Sverrefjellet is a mountain in Haakon VII Land at Spitsbergen, Svalbard, at the western side of Bockfjorden. It has a height of 507 m.a.s.l., and is an extinct volcano. Sverrefjellet is named after Sverre Sigurdsson.

The Sverrefjellet volcano is a fascinating natural formation that has been studied only recently to understand its age and eruption history. Due to its uniqueness, the Sverrefjellet volcano is also being used by researchers as a simulation of Mars's surface to understand how water and therefore life would interact with the cold dry climate.

The Sverrefjellet volcano was created during the Pleistocene-age, which was about 2.6 million years ago. The currently accepted range for the last time it erupted is between 6000 years and 1 million years ago. This was found using radiogenic argon gas, a form of radiometric dating that measures the rate of radioactive decay of potassium to argon.

The Sverrefjellet volcano is positioned with the Jotun springs to its north and the Troll springs to its south. They are both thermal springs that are created by a major fault line and can get up to 25.6 °C. The Sverrefjellet volcano exists along the Breibogen - Bockfjorden fault system. On the East side of Sverrefjellet are glacial streams and wave cut platforms. These streams run into the valley called Vulkanbekken, which empties into the Bockfjorden fjord. On the north side lies the Adolfbreen glacier. Lastly, on the south side, there is a slope until just north of the Nygaardbreen glacier.

Pollen spores were used to understand how specifically the base of the Sverrefjellet volcano evolved over time, this is difficult to do because the Sverrefjellet volcano ash around the profile there are no other objects that can be used for radiocarbon dating.
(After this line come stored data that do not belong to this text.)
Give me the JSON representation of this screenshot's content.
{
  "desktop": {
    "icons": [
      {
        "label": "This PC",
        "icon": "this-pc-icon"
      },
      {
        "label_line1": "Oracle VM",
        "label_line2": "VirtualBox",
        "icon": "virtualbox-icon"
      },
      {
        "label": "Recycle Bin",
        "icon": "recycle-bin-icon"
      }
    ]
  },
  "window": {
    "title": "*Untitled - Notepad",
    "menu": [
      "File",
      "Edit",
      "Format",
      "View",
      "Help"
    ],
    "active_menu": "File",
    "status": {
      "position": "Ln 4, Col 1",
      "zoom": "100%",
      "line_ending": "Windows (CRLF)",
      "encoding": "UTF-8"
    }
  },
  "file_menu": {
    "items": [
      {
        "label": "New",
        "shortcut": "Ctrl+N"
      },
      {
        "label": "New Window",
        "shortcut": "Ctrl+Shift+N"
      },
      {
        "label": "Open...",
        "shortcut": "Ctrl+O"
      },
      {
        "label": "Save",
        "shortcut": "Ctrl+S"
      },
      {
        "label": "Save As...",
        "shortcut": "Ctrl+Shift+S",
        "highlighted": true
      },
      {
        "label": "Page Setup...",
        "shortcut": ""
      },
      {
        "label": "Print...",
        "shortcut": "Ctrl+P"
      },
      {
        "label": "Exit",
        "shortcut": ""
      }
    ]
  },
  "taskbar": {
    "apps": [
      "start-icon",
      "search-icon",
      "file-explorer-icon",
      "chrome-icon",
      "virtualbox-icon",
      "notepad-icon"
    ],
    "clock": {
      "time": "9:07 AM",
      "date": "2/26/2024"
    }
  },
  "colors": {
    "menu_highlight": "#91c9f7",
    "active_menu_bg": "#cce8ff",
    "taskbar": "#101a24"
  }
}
The pollen was identified to come mostly from the following plants surrounding the Sverrefjellet volcano; willow (Salix), sedges (Cyperaceae), and common cottongrass (Eriophorum scheuchzeri). The lifetime of the Sverrefjellet volcano can be broken down into 4 phases that are reflected in the amount of growth in the glaciers. Phase 1 had a higher percentage of willow pollen found, indicating that there was more snowfall. Phase 2 was a period of warming, which caused the glaciers to begin to melt. Phase 3 saw climatic cooling through the higher presence of sedges found. Lastly, Phase 4 saw the willow pollen increase along with pollen that was not identified to be found locally and was therefore brought by fishermen in the 16th or 17th century, implying that this stage was one of warming. In the younger layers of the mountain, eggs from the phylum Tardigrada were found. Tardigrada are commonly called "water bears" because they are microscopic organisms that are found in water but are able to survive extreme environments and resemble bears.

The center of the Sverrefjellet volcano is on the same fault line as the springs. The fault line lead to the right chemicals and temperature conditions to exist in the Sverrefjellet volcano for it to produce the mineral Olivine. Olivine is an important mineral that has been studied as an indicator for liquid water on Mars due to its unique characteristics.  The conditions experienced by the Sverrefjellet volcano are similar to those experienced by the surface of Mars, providing an experimental setup that scientists can analyze to predict the evolution of Mars' environment. This parallel is due to the fact that they both undergo weathering not only through a freezing and thawing process but also through wetting and drying the surface. Because Olivine has been found on both Mars and at the Sverrefjellet volcano, therefore it has been used to develop and test equipment for detecting Olivine.  At both locations, the rocks are basalts that have similar compositions of minerals and volcanic rocks. Another similarity between Mars and Sverrefjellet is that they don't have much contact with water, as evident by the rock layer of Olivine. Finding liquid water is incredibly important for finding evidence of life on other planets.  Sverrefjellet has been found to have allophane, a unique crystal, in the volcanic soil, providing evidence that allophane may also be found on Mars, due to the similarity in the conditions experienced.